Years after my mother and I left China, I found out the real reason why. A neighbour had reported my mother for being pregnant with her second child. She was paid a visit by local officials who gave her a choice: she could either take herself to the abortion clinic or they’d take her there themselves. She chose a third option: to move to London to join her husband, who was working in the UK. In August 2004, when six months pregnant, she left her family and friends behind in Nanjing. My brother was born later that year in Kingston Hospital.
Other families weren’t so lucky. Beijing demographers were concerned that food production would not keep up with population growth. And it wasn’t just the Chinese who were worried. The West was fixated on the world’s ‘population bomb’ and China was seen as being at the epicentre of it. When Deng Xiaoping introduced the one-child policy in 1980, the Washington Post congratulated him for averting catastrophe.
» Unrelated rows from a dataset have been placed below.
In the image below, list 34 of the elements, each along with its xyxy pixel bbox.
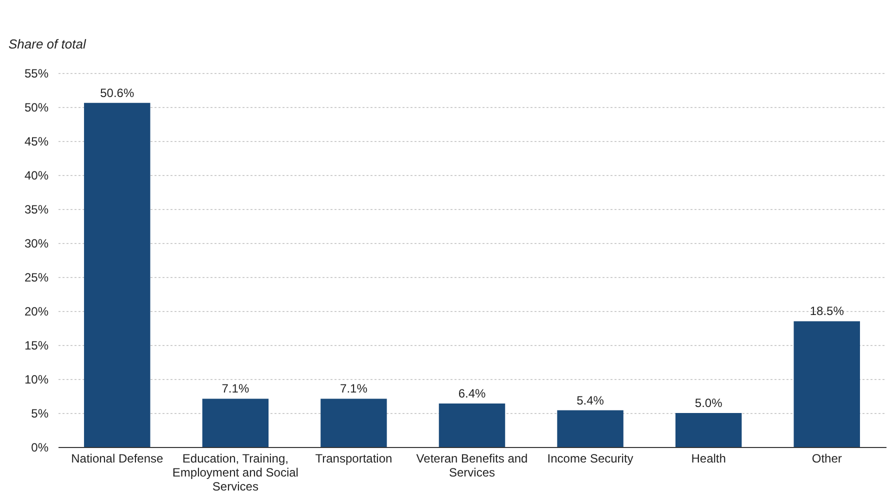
y-tick-label: 10% — [24, 372, 49, 386]
data-label: 50.6% — [100, 86, 134, 100]
x-tick-label: Income Security — [547, 452, 634, 466]
y-tick-label: 30% — [24, 236, 49, 250]
y-tick-label: 45% — [24, 134, 49, 148]
bar — [438, 403, 506, 447]
y-tick-label: 35% — [24, 202, 49, 216]
x-tick-label: Health — [691, 452, 726, 466]
bar — [202, 398, 269, 447]
x-tick-label: Veteran Benefits and Services — [416, 452, 528, 480]
bar — [794, 321, 860, 447]
bar — [84, 102, 150, 447]
x-tick-label: National Defense — [71, 452, 164, 466]
y-tick-label: 40% — [24, 168, 49, 182]
y-tick-label: 5% — [31, 406, 49, 420]
data-label: 6.4% — [458, 386, 486, 400]
y-tick-label: 25% — [24, 270, 49, 284]
y-tick-label: 50% — [24, 100, 49, 114]
y-tick-label: 20% — [24, 304, 49, 318]
bar — [320, 398, 387, 447]
y-tick-label: 15% — [24, 338, 49, 352]
bar — [675, 413, 742, 447]
data-label: 18.5% — [810, 304, 844, 318]
y-axis-title: Share of total — [8, 36, 87, 52]
y-tick-label: 0% — [31, 440, 49, 454]
y-tick-label: 55% — [24, 66, 49, 80]
data-label: 7.1% — [222, 382, 250, 396]
x-tick-label: Education, Training, Employment and Social Services — [172, 452, 298, 494]
x-tick-label: Transportation — [315, 452, 392, 466]
data-label: 7.1% — [340, 382, 368, 396]
data-label: 5.4% — [576, 393, 604, 408]
data-label: 5.0% — [694, 396, 723, 410]
x-tick-label: Other — [812, 452, 842, 466]
bar — [557, 410, 624, 447]
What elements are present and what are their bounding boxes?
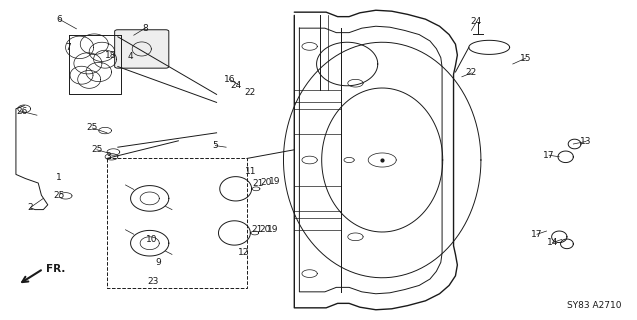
Text: 12: 12 xyxy=(238,248,249,257)
Text: 20: 20 xyxy=(259,225,271,234)
Text: 25: 25 xyxy=(91,145,103,154)
Text: 24: 24 xyxy=(471,17,482,26)
Text: 24: 24 xyxy=(230,81,241,90)
Text: 21: 21 xyxy=(252,225,263,234)
Text: 6: 6 xyxy=(56,15,62,24)
Text: 15: 15 xyxy=(520,54,531,63)
Text: 23: 23 xyxy=(147,277,159,286)
Text: 25: 25 xyxy=(54,191,65,200)
Text: SY83 A2710: SY83 A2710 xyxy=(566,301,621,310)
Bar xyxy=(107,158,247,288)
FancyBboxPatch shape xyxy=(115,30,169,68)
Text: 21: 21 xyxy=(252,180,264,188)
Text: 1: 1 xyxy=(55,173,62,182)
Text: 13: 13 xyxy=(580,137,592,146)
Text: 19: 19 xyxy=(269,177,281,186)
Text: 10: 10 xyxy=(146,235,157,244)
Text: FR.: FR. xyxy=(46,264,65,274)
Text: 17: 17 xyxy=(543,151,555,160)
Text: 7: 7 xyxy=(65,43,71,52)
Text: 11: 11 xyxy=(245,167,256,176)
Text: 22: 22 xyxy=(466,68,477,77)
Text: 9: 9 xyxy=(155,258,161,267)
Text: 3: 3 xyxy=(105,152,111,161)
Text: 25: 25 xyxy=(87,124,98,132)
Text: 20: 20 xyxy=(261,178,272,187)
Text: 4: 4 xyxy=(127,52,132,61)
Text: 8: 8 xyxy=(142,24,148,33)
Text: 14: 14 xyxy=(547,238,559,247)
Text: 22: 22 xyxy=(245,88,256,97)
Text: 26: 26 xyxy=(16,107,27,116)
Text: 2: 2 xyxy=(28,203,33,212)
Text: 16: 16 xyxy=(224,75,235,84)
Text: 19: 19 xyxy=(267,225,278,234)
Text: 17: 17 xyxy=(531,230,543,239)
Text: 18: 18 xyxy=(105,52,117,60)
Text: 5: 5 xyxy=(212,141,218,150)
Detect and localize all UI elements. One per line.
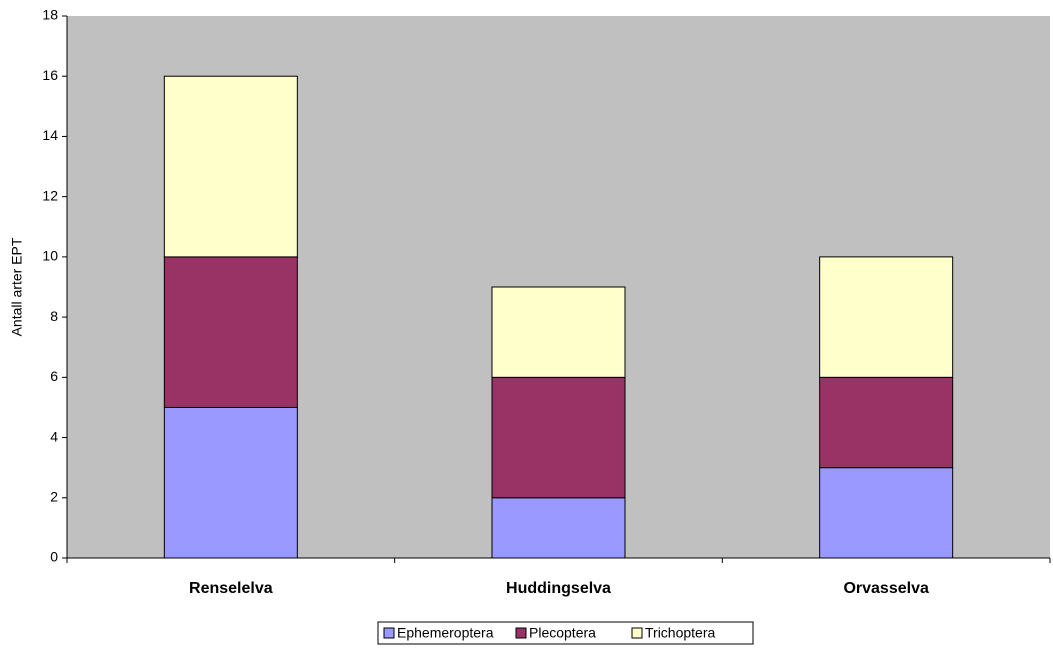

Now, though, there’s a new panic. In 1970, the average Chinese woman had six children; today she has 1.3, way below the 2.1 needed for population replacement. Before long, perhaps in this decade, China’s population is expected to peak, then enter permanent decline. Beijing has realised its consumption-led, labour-fuelled economic growth is at risk of becoming a thing of the past.
This is why the one-child policy was abolished five years ago, with the allowance increasing to two. But the birth rate has remained stubbornly low. Last year, the number of new births was at the lowest level since the Great Famine in 1961. This week, Beijing announced married couples are now permitted to have three children.